Luis Rezende, head do Latin America Hub na Volvo, fala sobre a mudança de imagem e o bom desempenho da marca no Brasil, onde vende apenas modelos eletrificados

Luis Rezende, da Volvo: aposta nos modelos elétricos (Divulgação/Exame)

Luis Rezende, da Volvo: aposta nos modelos elétricos (Divulgação/Exame)

Ivan Padilla

Ivan Padilla

Publicado em 27 de junho de 2021 às 06h00.

Última atualização em 27 de junho de 2021 às 08h21.

O Brasil e a Noruega são os únicos dois países onde a Volvo vende apenas carros com algum tipo de eletrificação, ou híbridos ou totalmente elétricos. Nada de motor a combustão. Nem a Suécia, terra natal da marca, adotou essa estratégia. Ousado? À primeira vista sim, levando-se em conta os altos preços dos modelos elétricos e a escassez de postos de recarga pelo país.

O mundo está mais complexo, mas dá para começar com o básico. Veja como, no Manual do Investidor 

A aposta tem se mostrado acertada, conta Luis Rezende, head do Latin America Hub na Volvo Cars, na entrevista a seguir. No Brasil, a Volvo fechou maio na vice-liderança do segmento premium, com 17,4% no mês e 17,8% no acumulado do ano. Juntos, os três SUVs da marca – XC40, XC60 e XC90 – estão entre os mais vendidos desse segmento, com 25,4% no mês de maio e chegando a 26,4% no acumulado do ano.

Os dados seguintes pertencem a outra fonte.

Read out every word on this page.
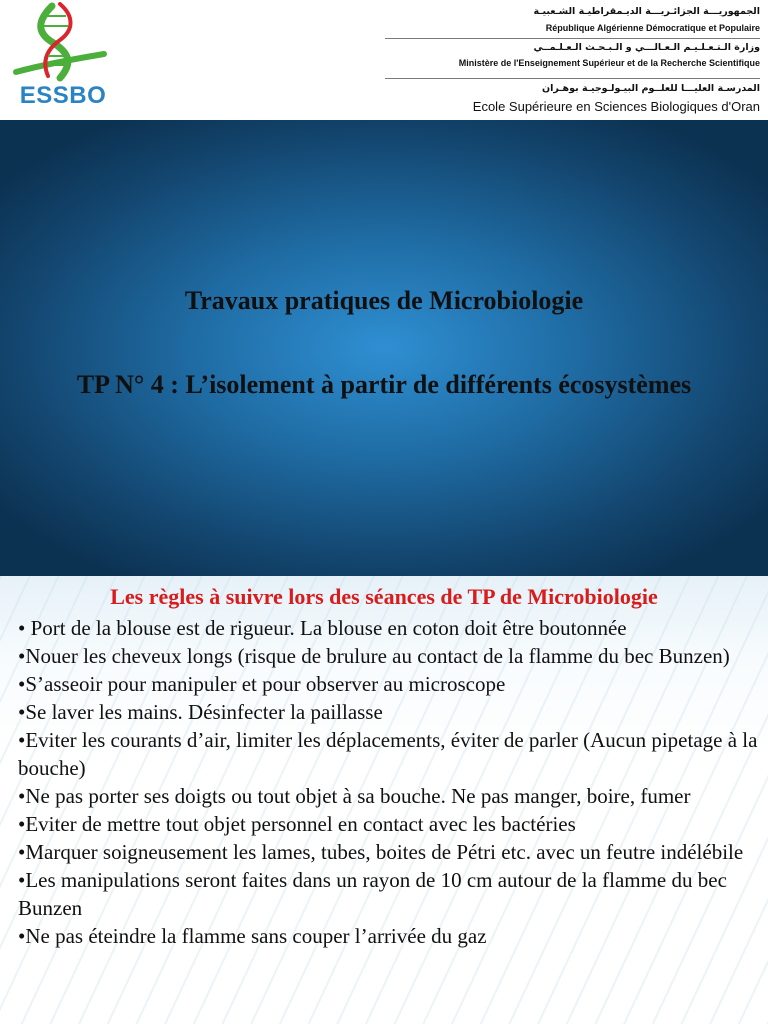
ESSBO
الجمهوريـــة الجزائـريـــة الديـمقراطيـة الشـعبيـة
République Algérienne Démocratique et Populaire
وزارة الـتـعـلـيـم الـعـالـــي و الـبـحـث الـعـلـمــي
Ministère de l'Enseignement Supérieur et de la Recherche Scientifique
المدرسـة العليـــا للعلــوم البيـولـوجيـة بوهـران
Ecole Supérieure en Sciences Biologiques d'Oran
Travaux pratiques de Microbiologie
TP N° 4 : L’isolement à partir de différents écosystèmes
Les règles à suivre lors des séances de TP de Microbiologie
• Port de la blouse est de rigueur. La blouse en coton doit être boutonnée
•Nouer les cheveux longs (risque de brulure au contact de la flamme du bec Bunzen)
•S’asseoir pour manipuler et pour observer au microscope
•Se laver les mains. Désinfecter la paillasse
•Eviter les courants d’air, limiter les déplacements, éviter de parler (Aucun pipetage à la bouche)
•Ne pas porter ses doigts ou tout objet à sa bouche. Ne pas manger, boire, fumer
•Eviter de mettre tout objet personnel en contact avec les bactéries
•Marquer soigneusement les lames, tubes, boites de Pétri etc. avec un feutre indélébile
•Les manipulations seront faites dans un rayon de 10 cm autour de la flamme du bec Bunzen
•Ne pas éteindre la flamme sans couper l’arrivée du gaz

No mundo, a Volvo vendeu em maio um total de 64.111 carros, contra 44.830 unidades no mesmo período do ano passado. O crescimento aconteceu principalmente por uma forte demanda nos Estados Unidos e, na Europa, à recuperação da queda nas vendas em maio do ano passado relacionada à pandemia. Na China, onde as vendas voltaram a crescer nesta época do ano passado, a empresa relatou um aumento constante de 11,7%.

Confira a seguir a conversa com Luis Rezende.

Os bons resultados da Volvo

A Volvo apresenta bons números aqui e lá fora. Os motivos são os mesmos?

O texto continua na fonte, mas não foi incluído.